You can try to move an object that weighs up to 1000 pounds
The reason it's easy to envision manipulating solids with Telekinesis is because it's one solid thing that intuitively moves together. But there is a limit of one object you may manipulate at a time. You can't move around two or three swords, even if all of them weighed less than 1,000 lbs. But as soon as someone welds all three together by the handle, then they become one object you can manipulate. Weird, right?
There is no intuitive way to say the same for liquids. You can manipulate a sword, but can you manipulate a water? Does it even make sense to ask that question? There is no way to think of liquid-manipulation in the same way you imagine solid-manipulation.
If you consider liquid manipulation by units, you start setting arbitrary limits of power to the spell. While one longsword weighs 3 lbs and is considered one object, "one water" cannot be quantified. You instead say "one gallon of water" or "one pound of water", which is categorizing the spell into units of volume or weight -- which doesn't apply for solids. You can't manipulate "three pounds of longsword" but simply "one longsword," which just so happens to weigh 3 lbs.
So saying that Telekinesis allows you to manipulate one sphere of water weighing 1,000 lbs is problematic because you can't define "one water" -- much less "one sphere of water" -- as an object in the same way you can define "one longsword." The boundaries on mass per object is not present in liquids the way it is for solids.
It depends on the DM how much they will let you get away with, but there are pitfalls
If you had a half-full cask of ale and chose to manipulate the ale itself (not the cask), it depends on the DM if they will let you do that. This is tenuous because you could take the ale from that cask via TK, put it in another half-full cask (so now you have a full cask), and now you have twice as much ale under your control as when you started. Meanwhile, you can't take a broken sword, unite it with its broken half, and have a full sword. In both cases, the idea is the same: take two halves of a whole and unite them. But for the solid case, you can distinguish the two halves of a broken sword as two objects, while you can't distinguish one full cask of ale as two distinct half-casks of ale.

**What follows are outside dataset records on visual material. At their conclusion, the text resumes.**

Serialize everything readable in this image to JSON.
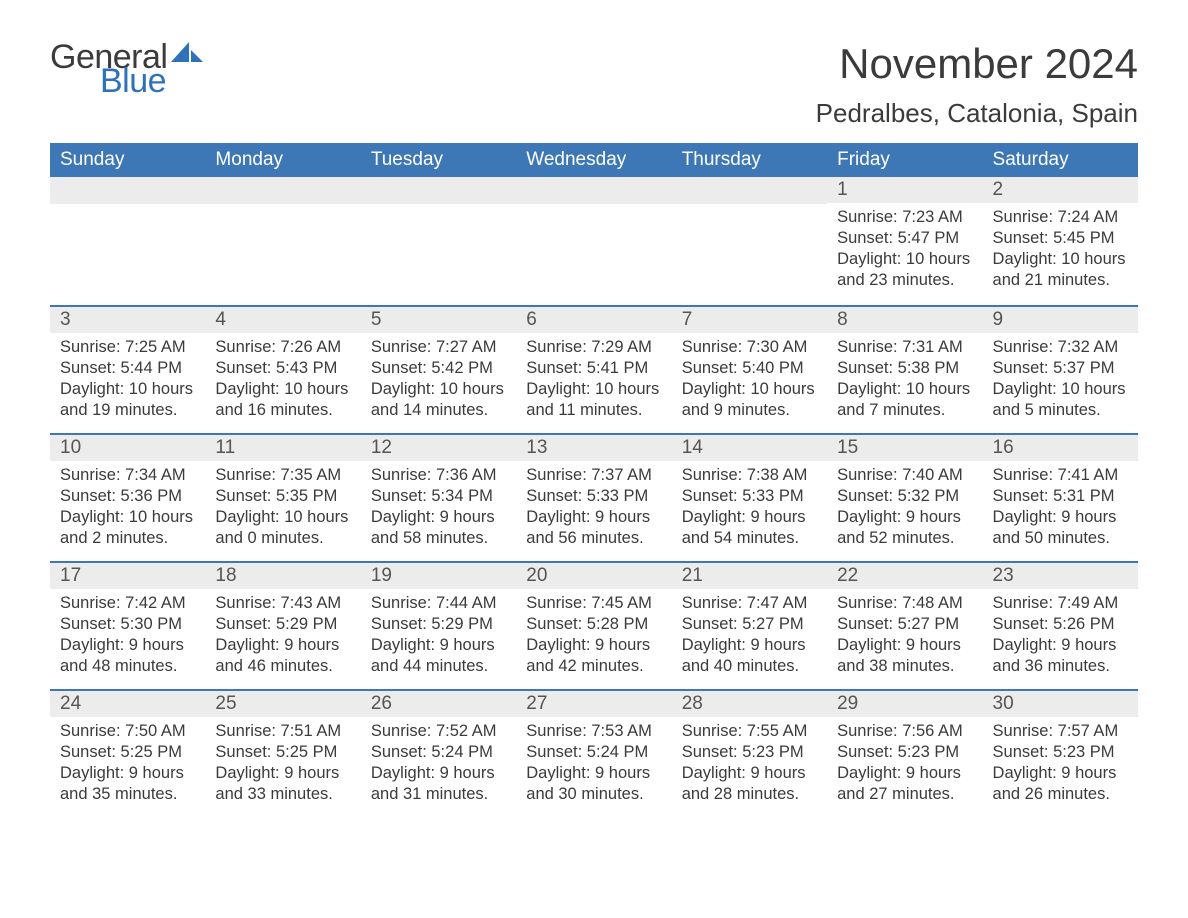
{
  "logo": {
    "text_general": "General",
    "text_blue": "Blue",
    "sail_color": "#2f72b9",
    "general_color": "#3b3b3b",
    "blue_color": "#2f72b9"
  },
  "title": "November 2024",
  "location": "Pedralbes, Catalonia, Spain",
  "header_bg": "#3e77b6",
  "header_fg": "#ffffff",
  "daynum_bg": "#ececec",
  "divider_color": "#3e77b6",
  "text_color": "#3b3b3b",
  "background_color": "#ffffff",
  "weekdays": [
    "Sunday",
    "Monday",
    "Tuesday",
    "Wednesday",
    "Thursday",
    "Friday",
    "Saturday"
  ],
  "weeks": [
    [
      null,
      null,
      null,
      null,
      null,
      {
        "n": "1",
        "sunrise": "Sunrise: 7:23 AM",
        "sunset": "Sunset: 5:47 PM",
        "daylight": "Daylight: 10 hours and 23 minutes."
      },
      {
        "n": "2",
        "sunrise": "Sunrise: 7:24 AM",
        "sunset": "Sunset: 5:45 PM",
        "daylight": "Daylight: 10 hours and 21 minutes."
      }
    ],
    [
      {
        "n": "3",
        "sunrise": "Sunrise: 7:25 AM",
        "sunset": "Sunset: 5:44 PM",
        "daylight": "Daylight: 10 hours and 19 minutes."
      },
      {
        "n": "4",
        "sunrise": "Sunrise: 7:26 AM",
        "sunset": "Sunset: 5:43 PM",
        "daylight": "Daylight: 10 hours and 16 minutes."
      },
      {
        "n": "5",
        "sunrise": "Sunrise: 7:27 AM",
        "sunset": "Sunset: 5:42 PM",
        "daylight": "Daylight: 10 hours and 14 minutes."
      },
      {
        "n": "6",
        "sunrise": "Sunrise: 7:29 AM",
        "sunset": "Sunset: 5:41 PM",
        "daylight": "Daylight: 10 hours and 11 minutes."
      },
      {
        "n": "7",
        "sunrise": "Sunrise: 7:30 AM",
        "sunset": "Sunset: 5:40 PM",
        "daylight": "Daylight: 10 hours and 9 minutes."
      },
      {
        "n": "8",
        "sunrise": "Sunrise: 7:31 AM",
        "sunset": "Sunset: 5:38 PM",
        "daylight": "Daylight: 10 hours and 7 minutes."
      },
      {
        "n": "9",
        "sunrise": "Sunrise: 7:32 AM",
        "sunset": "Sunset: 5:37 PM",
        "daylight": "Daylight: 10 hours and 5 minutes."
      }
    ],
    [
      {
        "n": "10",
        "sunrise": "Sunrise: 7:34 AM",
        "sunset": "Sunset: 5:36 PM",
        "daylight": "Daylight: 10 hours and 2 minutes."
      },
      {
        "n": "11",
        "sunrise": "Sunrise: 7:35 AM",
        "sunset": "Sunset: 5:35 PM",
        "daylight": "Daylight: 10 hours and 0 minutes."
      },
      {
        "n": "12",
        "sunrise": "Sunrise: 7:36 AM",
        "sunset": "Sunset: 5:34 PM",
        "daylight": "Daylight: 9 hours and 58 minutes."
      },
      {
        "n": "13",
        "sunrise": "Sunrise: 7:37 AM",
        "sunset": "Sunset: 5:33 PM",
        "daylight": "Daylight: 9 hours and 56 minutes."
      },
      {
        "n": "14",
        "sunrise": "Sunrise: 7:38 AM",
        "sunset": "Sunset: 5:33 PM",
        "daylight": "Daylight: 9 hours and 54 minutes."
      },
      {
        "n": "15",
        "sunrise": "Sunrise: 7:40 AM",
        "sunset": "Sunset: 5:32 PM",
        "daylight": "Daylight: 9 hours and 52 minutes."
      },
      {
        "n": "16",
        "sunrise": "Sunrise: 7:41 AM",
        "sunset": "Sunset: 5:31 PM",
        "daylight": "Daylight: 9 hours and 50 minutes."
      }
    ],
    [
      {
        "n": "17",
        "sunrise": "Sunrise: 7:42 AM",
        "sunset": "Sunset: 5:30 PM",
        "daylight": "Daylight: 9 hours and 48 minutes."
      },
      {
        "n": "18",
        "sunrise": "Sunrise: 7:43 AM",
        "sunset": "Sunset: 5:29 PM",
        "daylight": "Daylight: 9 hours and 46 minutes."
      },
      {
        "n": "19",
        "sunrise": "Sunrise: 7:44 AM",
        "sunset": "Sunset: 5:29 PM",
        "daylight": "Daylight: 9 hours and 44 minutes."
      },
      {
        "n": "20",
        "sunrise": "Sunrise: 7:45 AM",
        "sunset": "Sunset: 5:28 PM",
        "daylight": "Daylight: 9 hours and 42 minutes."
      },
      {
        "n": "21",
        "sunrise": "Sunrise: 7:47 AM",
        "sunset": "Sunset: 5:27 PM",
        "daylight": "Daylight: 9 hours and 40 minutes."
      },
      {
        "n": "22",
        "sunrise": "Sunrise: 7:48 AM",
        "sunset": "Sunset: 5:27 PM",
        "daylight": "Daylight: 9 hours and 38 minutes."
      },
      {
        "n": "23",
        "sunrise": "Sunrise: 7:49 AM",
        "sunset": "Sunset: 5:26 PM",
        "daylight": "Daylight: 9 hours and 36 minutes."
      }
    ],
    [
      {
        "n": "24",
        "sunrise": "Sunrise: 7:50 AM",
        "sunset": "Sunset: 5:25 PM",
        "daylight": "Daylight: 9 hours and 35 minutes."
      },
      {
        "n": "25",
        "sunrise": "Sunrise: 7:51 AM",
        "sunset": "Sunset: 5:25 PM",
        "daylight": "Daylight: 9 hours and 33 minutes."
      },
      {
        "n": "26",
        "sunrise": "Sunrise: 7:52 AM",
        "sunset": "Sunset: 5:24 PM",
        "daylight": "Daylight: 9 hours and 31 minutes."
      },
      {
        "n": "27",
        "sunrise": "Sunrise: 7:53 AM",
        "sunset": "Sunset: 5:24 PM",
        "daylight": "Daylight: 9 hours and 30 minutes."
      },
      {
        "n": "28",
        "sunrise": "Sunrise: 7:55 AM",
        "sunset": "Sunset: 5:23 PM",
        "daylight": "Daylight: 9 hours and 28 minutes."
      },
      {
        "n": "29",
        "sunrise": "Sunrise: 7:56 AM",
        "sunset": "Sunset: 5:23 PM",
        "daylight": "Daylight: 9 hours and 27 minutes."
      },
      {
        "n": "30",
        "sunrise": "Sunrise: 7:57 AM",
        "sunset": "Sunset: 5:23 PM",
        "daylight": "Daylight: 9 hours and 26 minutes."
      }
    ]
  ]
}
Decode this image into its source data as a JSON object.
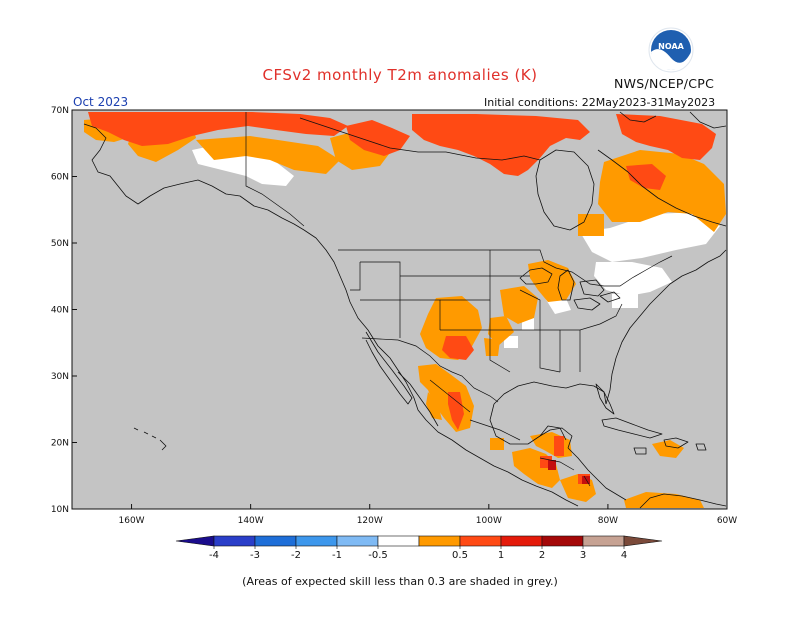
{
  "header": {
    "title": "CFSv2 monthly T2m anomalies (K)",
    "agency": "NWS/NCEP/CPC",
    "month": "Oct 2023",
    "initial_conditions": "Initial conditions: 22May2023-31May2023"
  },
  "logo": {
    "text": "NOAA"
  },
  "map": {
    "lat_labels": [
      "70N",
      "60N",
      "50N",
      "40N",
      "30N",
      "20N",
      "10N"
    ],
    "lon_labels": [
      "160W",
      "140W",
      "120W",
      "100W",
      "80W",
      "60W"
    ],
    "background_color": "#c4c4c4"
  },
  "colorbar": {
    "labels": [
      "-4",
      "-3",
      "-2",
      "-1",
      "-0.5",
      "0.5",
      "1",
      "2",
      "3",
      "4"
    ],
    "colors": [
      "#1a0c8c",
      "#2a3ec9",
      "#1e6ed8",
      "#3d97ec",
      "#7fbaf4",
      "#ffffff",
      "#ff9a00",
      "#ff4a14",
      "#e41a0a",
      "#a40808",
      "#c6a293",
      "#7b4a3a"
    ]
  },
  "footnote": "(Areas of expected skill less than 0.3 are shaded in grey.)"
}
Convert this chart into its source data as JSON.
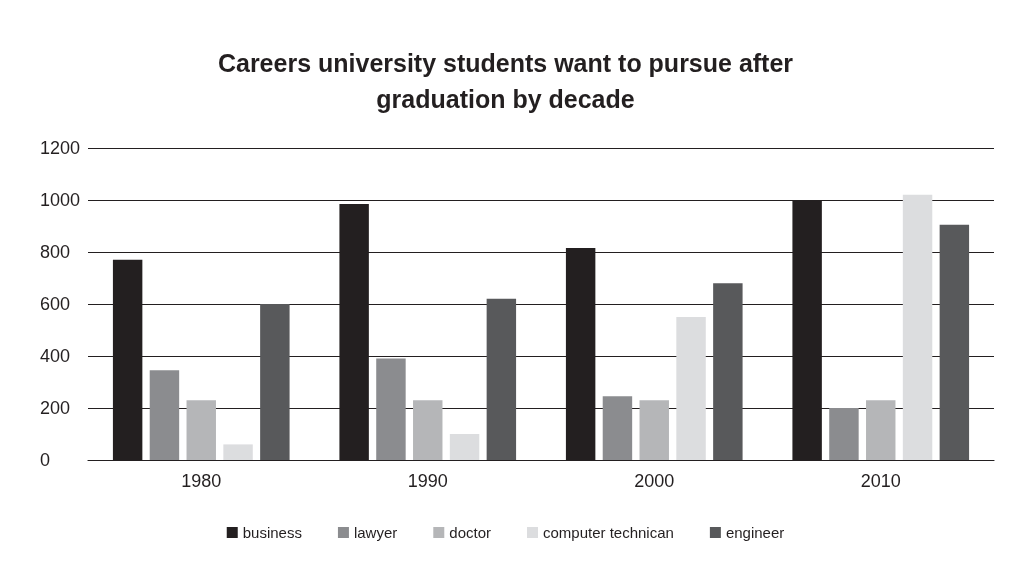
{
  "chart_data": {
    "type": "bar",
    "title": "Careers university students want to pursue after\ngraduation by decade",
    "categories": [
      "1980",
      "1990",
      "2000",
      "2010"
    ],
    "series": [
      {
        "name": "business",
        "color": "#231f20",
        "values": [
          770,
          985,
          815,
          1000
        ]
      },
      {
        "name": "lawyer",
        "color": "#8b8c8f",
        "values": [
          345,
          390,
          245,
          200
        ]
      },
      {
        "name": "doctor",
        "color": "#b5b6b8",
        "values": [
          230,
          230,
          230,
          230
        ]
      },
      {
        "name": "computer technican",
        "color": "#dcdddf",
        "values": [
          60,
          100,
          550,
          1020
        ]
      },
      {
        "name": "engineer",
        "color": "#58595b",
        "values": [
          600,
          620,
          680,
          905
        ]
      }
    ],
    "ylim": [
      0,
      1200
    ],
    "yticks": [
      0,
      200,
      400,
      600,
      800,
      1000,
      1200
    ],
    "grid": "y",
    "legend": "bottom"
  }
}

If you then say, "but we can just have the original half-cask of ale under the Telekinesis spell, and that distinguishes it from the other half-cask of ale," that still has a few problems:
This is the same as claiming that whatever liquid Telekinesis controls initially becomes a distinct object by virtue of being controlled by Telekinesis -- but the prerequisite of Telekinesis is that you are already controlling one object. In other words, this creates circular logic: you are making the object you control into an object by the fact you are controlling it (that is hard to read -- but circular logic is hard to read because it is nonsensical).
You can just stop exerting control on the original half-cask of ale volume after transferring it, and then exert control of the full cask volume on the next turn. Meanwhile, you can't take a broken half of a sword, unite it with the other half, and exert full control of the entire sword on your next turn.
You can only exert fine control over simple objects. However, it can be argued that any volume of liquid is a complex object already. Take a door: you can close it by pushing the far side of it, without having to control each and every molecule of that door. Take a vial: you can pour its contents by controlling the bottom and turning it over, again without needing to control each molecule of that vial. The manipulation in both cases is simple, but the same cannot be said about manipulating a volume of water. There is no force holding them together, so you would have to manipulate each molecule independently -- which is not simple manipulation of an object and is out of the scope of Telekinesis.
If you say you are containing the water inside a telekinetic shell instead to give it shape, then you run into problems of permeability. As soon as the liquid makes contact with other creatures, it cannot absorb them or else the shell will break, causing the liquid to spill out. Also, you can't actually form telekinetic shells with this spell. Otherwise, you would be able to form a shell in a vacuum and use that to hit creatures, or form telekinetic cages like Wall of Force.
This point is a bit more involved and probably unnecessarily nitpicky. That's why I put it after points 1 and 2.
If you plan to do this in your game, just ask the DM and go with their ruling
To avoid the complex overthinking that this question invites to your table, just ask the DM how much you can get away with this usage. You can do it -- that much is clear. It's just not clear to what extent you can do it.